While I understand the need to offer up your whole life story to those committee members who have no idea who you are. You shouldn’t have to do the same with past instructors: You should already have some type of rapport with them and some positive past experiences with them for them to write good recommendations for you. If you have to apply for a recommendation letter from a past instructor as if you were applying for a job, then you probably shouldn’t be approaching that instructor for a recommendation: The instructor either doesn’t know you well enough to write a good recommendation or, as sinister as it may sounds, the instructor is prying beyond the bounds of propriety.
A simple resume should be fine. A CV is a much more detailed document, usually for the professional researcher/academic who has numerous publications/patents/etc.
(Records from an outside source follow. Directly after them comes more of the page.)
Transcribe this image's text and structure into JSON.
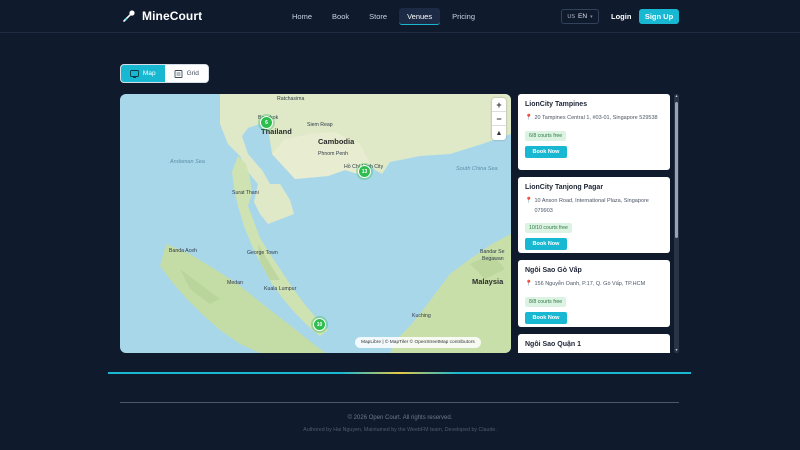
{
  "header": {
    "logo_text": "MineCourt",
    "nav": [
      {
        "label": "Home",
        "active": false
      },
      {
        "label": "Book",
        "active": false
      },
      {
        "label": "Store",
        "active": false
      },
      {
        "label": "Venues",
        "active": true
      },
      {
        "label": "Pricing",
        "active": false
      }
    ],
    "lang_flag": "US",
    "lang_code": "EN",
    "login_label": "Login",
    "signup_label": "Sign Up"
  },
  "view_toggle": {
    "map_label": "Map",
    "grid_label": "Grid",
    "active": "map"
  },
  "map": {
    "labels": {
      "ratchasima": "Ratchasima",
      "bangkok": "Bangkok",
      "thailand": "Thailand",
      "siem_reap": "Siem Reap",
      "cambodia": "Cambodia",
      "phnom_penh": "Phnom Penh",
      "ho_chi_minh": "Hồ Chí Minh City",
      "andaman_sea": "Andaman Sea",
      "south_china_sea": "South China Sea",
      "surat_thani": "Surat Thani",
      "banda_aceh": "Banda Aceh",
      "george_town": "George Town",
      "medan": "Medan",
      "kuala_lumpur": "Kuala Lumpur",
      "bandar_seri": "Bandar Se",
      "begawan": "Begawan",
      "malaysia": "Malaysia",
      "kuching": "Kuching"
    },
    "markers": {
      "bangkok_count": "6",
      "hcmc_count": "13",
      "singapore_count": "10"
    },
    "zoom_in": "+",
    "zoom_out": "−",
    "compass": "▲",
    "attribution": "MapLibre | © MapTiler © OpenStreetMap contributors"
  },
  "venues": [
    {
      "name": "LionCity Tampines",
      "address": "20 Tampines Central 1, #03-01, Singapore 529538",
      "courts": "6/8 courts free",
      "book_label": "Book Now"
    },
    {
      "name": "LionCity Tanjong Pagar",
      "address": "10 Anson Road, International Plaza, Singapore 079903",
      "courts": "10/10 courts free",
      "book_label": "Book Now"
    },
    {
      "name": "Ngôi Sao Gò Vấp",
      "address": "156 Nguyễn Oanh, P.17, Q. Gò Vấp, TP.HCM",
      "courts": "8/8 courts free",
      "book_label": "Book Now"
    },
    {
      "name": "Ngôi Sao Quận 1"
    }
  ],
  "footer": {
    "copyright": "© 2026 Open Court. All rights reserved.",
    "credits": "Authored by Hai Nguyen, Maintained by the WeebFM team, Developed by Claude."
  },
  "colors": {
    "background": "#0f1a2c",
    "accent": "#19b8d2",
    "marker": "#2ebd4e",
    "map_water": "#a9d7ea"
  }
}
For my LOR’s, the doctor who wrote my LOR asked for my resume and a bit more detail about what I’ve done on a volunteer basis. I had worked with him for a couple of years. One professor was the head of our post-bacc program, therefore had access to my original application to the program and all my grades, and had taught me in one course, and he asked for a resume/CV, as he wanted to talk a lot about me as a whole person. The other had taught our 30-odd post-bacc class chemistry I and II over the summer in 9 weeks so had MANY hours in class with us, and office hours, and study sessions, and had kept “notes” on us during the year…including if we were helping other students and similar things indicating our personality and character as well as our academics, and wrote his letter strictly from his interactions with me in class. Figured each would give a good, if somewhat different picture.
So what they have to say about you may vary and what they want from you may vary. I would NOT give them my personal statement generally, because the medical school admissions committee will be reading it and you don’t want your LOR to just echo your personal statement as if you wrote the LOR. A brief restatement of what is important to you about pursuing medicine would, however, probably be helpful to your letter writers.
Finally, someone else clued me in to this beforehand - request the LOR, and if you are using a letter service to which they can send the LOR, mail them an addressed and stamped envelope to do so (this will make it as easy as possible for them). Then if they haven’t sent it out in a week or two, you can contact them and thank them again for agreeing to do this for you, and gently remind them of the date you need it by. Finally, DEFINATELY send a thank you note (not email) to each person who writes you a LOR. It would also not be amiss to send them another note when you are accepted to medical school telling them how it all turned out and thanking them again (although not required, this is extra nice).
Thank you so much for your reply, Kate! I hadn’t considered the caveat you presented about the personal statement. I will stop stressing about getting that done right now and just focus on requesting to meet with my profs to discuss the possibility of them writing for me. The timing is a bit weird being on the school’s cohort for 2012 - we didn’t get permission to begin requesting letters until the week of finals, and the deadline to request is 2 weeks after the spring semester starts. This means trying to track down profs during the winter break. I hope it’s ok to contact them initially through email to set up an appointment?
I’d think that would be not only ok, but the expected way to set up a meeting.